O painel contou com a mediação do desembargador Alex Centeno Pinheiro (TJPA) e a participação da presidente da ANOREG/PA, Moema Locatelli Belluzzo, ao lado do juiz André Luiz Filo-Creão Garcia da Fonseca (TJPA), o juiz Horácio de Miranda Lobato Neto (TJPA) e o presidente do ITERPA, Bruno Kono.





O evento reuniu diversas autoridades do Judiciário, entre elas o ministro Mauro Campbell, corregedor nacional de Justiça; o presidente do TJPA, desembargador Roberto Gonçalves de Moura; a corregedora-geral da Justiça do Pará, desembargadora Maria Elvina Gemaque Taveira; a diretora geral da Escola Judicial do Pará (EJE/PA), desembargadora Célia Regina de Lima Pinheiro; e o desembargador José Roberto Pinheiro Maia Bezerra Júnior, além de magistrados, servidores e advogados.

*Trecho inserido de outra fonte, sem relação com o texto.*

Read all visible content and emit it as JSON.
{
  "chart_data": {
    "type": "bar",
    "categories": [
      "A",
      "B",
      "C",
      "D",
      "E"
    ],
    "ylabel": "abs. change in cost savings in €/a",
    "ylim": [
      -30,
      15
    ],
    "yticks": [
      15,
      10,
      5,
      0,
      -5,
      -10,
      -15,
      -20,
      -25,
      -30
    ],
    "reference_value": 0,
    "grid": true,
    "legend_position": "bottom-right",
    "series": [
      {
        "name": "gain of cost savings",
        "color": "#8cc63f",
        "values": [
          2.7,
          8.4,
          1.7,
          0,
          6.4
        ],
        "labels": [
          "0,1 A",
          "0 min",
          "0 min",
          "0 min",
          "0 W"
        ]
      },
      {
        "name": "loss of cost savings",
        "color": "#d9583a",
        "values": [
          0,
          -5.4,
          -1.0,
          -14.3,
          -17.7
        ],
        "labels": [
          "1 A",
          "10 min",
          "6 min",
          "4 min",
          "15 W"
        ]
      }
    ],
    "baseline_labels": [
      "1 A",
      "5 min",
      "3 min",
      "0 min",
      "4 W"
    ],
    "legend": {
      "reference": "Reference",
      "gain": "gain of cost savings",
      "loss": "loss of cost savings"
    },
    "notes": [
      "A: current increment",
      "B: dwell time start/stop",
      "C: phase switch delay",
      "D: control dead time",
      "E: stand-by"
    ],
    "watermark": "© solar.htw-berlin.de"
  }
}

A presidente da ANOREG/PA, Moema Locatelli Belluzzo, destacou que a justiça climática vai além do desafio ambiental, sendo também uma questão social e jurídica. Ela lembrou que a Amazônia, mais do que o “mar verde” das copas das árvores, é lar de milhões de pessoas que necessitam de emprego, renda e dignidade, ressaltando que a pobreza também é um problema ambiental.
Segundo Moema, a regularização fundiária é um dos mecanismos mais importantes para assegurar essa dignidade, somando-se a práticas sustentáveis, como o manejo florestal responsável, especialmente em uma região onde 80% das florestas são reserva legal. Nesse cenário, os Cartórios de Registro de Imóveis exercem papel fundamental, garantindo segurança jurídica, acesso ao crédito, valorização imobiliária, combate à grilagem e inclusão social, fortalecendo a cidadania e a sustentabilidade.
O painel reforçou o compromisso conjunto das instituições em equilibrar meio ambiente, justiça e economia, mostrando que, na Amazônia, falar em justiça climática é também falar em justiça social.
A ANOREG/PA agradece ao TJPA pela iniciativa e pelo espaço de diálogo em um tema tão relevante para o futuro do planeta.